9. Transfer to a baking sheet and bake in the oven at 425°F for 5 minutes. Lower the temperature to 350°F and bake for another 15-20 minutes, rotating partway through, until the edges are lightly brown. Remove from the oven and let cool on a rack.

10. Re-set the oven temperature to 425°F and repeat steps 8 and 9 for the second disc.

11. Make the glaze by whisking all the glaze ingredients together: confectioner’s sugar, vanilla extract, lemon juice and pareve milk substitute until a smooth and slightly thick liquid is achieved. Holding a cooled scone upside down, dip the top into the glaze and place the scone right-side-up on parchment paper until the glaze solidifies. Repeat for each scone. You will have excess glaze. My kids enjoyed drizzling the excess all over the scones “for decoration.” Why not?

Parshat Bamidbar inspiration:

“As the Lord commanded Moses, so did he count them in the Sinai desert… All the children of Israel were counted according to their fathers’ houses, from 20 years and upward, all who were fit to go out to the army.”

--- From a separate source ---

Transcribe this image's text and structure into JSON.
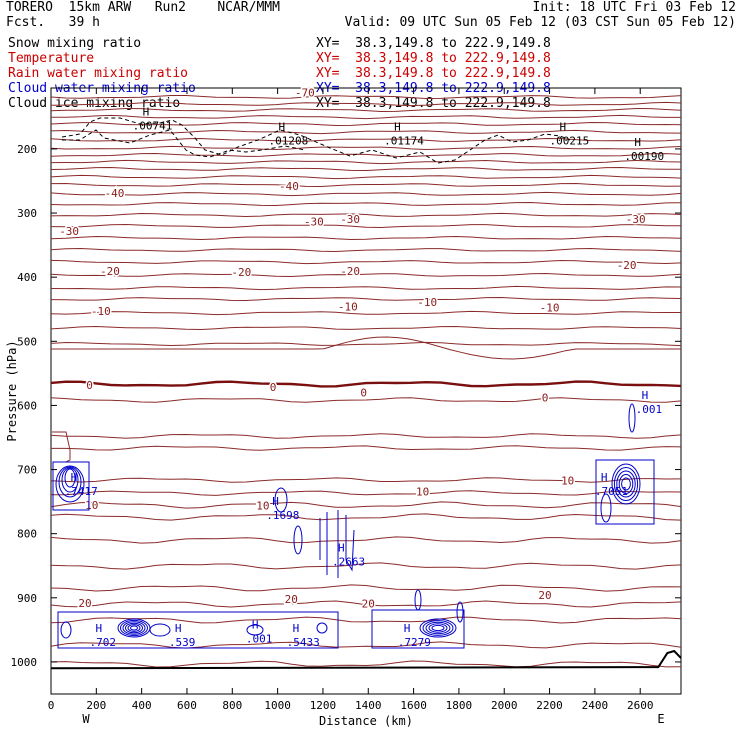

Halva always brings to mind Israel the country, and those who protect her. May He who blessed our ancestors, Abraham, Isaac and Jacob, bless the soldiers of the Israel Defense Forces and the security personnel who stand guard over our country and the cities of our God, from the Lebanese border to the Egyptian wilderness and from the Mediterranean Sea to the edges of the desert—or wherever they might be—on land, in the air or at sea.

There are many halva recipes, and endless variations, but I chose a straightforward one by Shoshona Ohriner that was published by I made just a few tweaks in the technique that worked better for me. Make it at least a day in advance so the sugar crystals can fully develop, resulting in a halva that crumbles a little less.


Marble Halva

  • 2¼ cups (1 lb.) sugar
  • Pinch of salt
  • ½ cup cold water
  • 15-16 oz. pure sesame tehini (I had the smoothest results using Joyva™, not surprizingly.*)
  • 1 tsp vanilla extract
  • 4 -5 oz. dark chocolate chips or chunks, melted

1. Prepare a loaf pan by lining with plastic wrap, leaving a generous overhang on each side. Melt the chocolate in a small bowl (I melted it in the microwave, a few 15-second pulses at a time, stirring until smooth). Prepare a stand mixer with a paddle attachment.

2. In a medium saucepan, place the water, sugar, and salt and bring to a boil on medium-high heat, stirring occasionally to make sure the sugar is all dissolving. Once the mixture comes to a boil do not stir it again. Place a candy thermometer in the sugar mixture and cook to 240°F or soft-ball stage.

3. While the sugar syrup is cooking, place the tehini in a small sauce pan and heat it until it is quite warm but not yet boiling. Stir frequently to prevent it from burning or sticking to the bottom of the pan.

4. When the sugar mixture is about to reach temperature, bring the bowl of the mixer over to the stove, pour the warm tehini directly to the bowl of a stand mixer and add the vanilla extract. Immediately add the hot sugar mixture.

5. Working quickly, place the bowl back in the stand mixer with the paddle attachment, and turn it on the lowest setting and mix just until the mixture starts to look a bit grainy and loses some of its shine—this takes just 30-50 seconds. Be careful not to overbeat the mixture or it will start to set in the bowl and become a crumbly mess rather than a creamy finished candy.

6. Pour the mixture immediately into the prepared loaf pan. Drizzle or scoop the melted chocolate across the halva and give it a few pokes and stirs with a spatula until the chocolate is swirled through. Fold the plastic wrap over the halva and let cool at room temperature until set, approximately one hour. Store, well wrapped in plastic, in an airtight container in the refrigerator for at least 24 hours, preferably longer, for the sugar crystals to develop.

7. Slice it with a long, sharp knife to minimize crumbling. Gobble up the crumbs and pretend they didn’t happen.

* Joyva’s first product in 1907 was halva, and it remains the largest halva producer in the U.S. today (according to Wikipedia).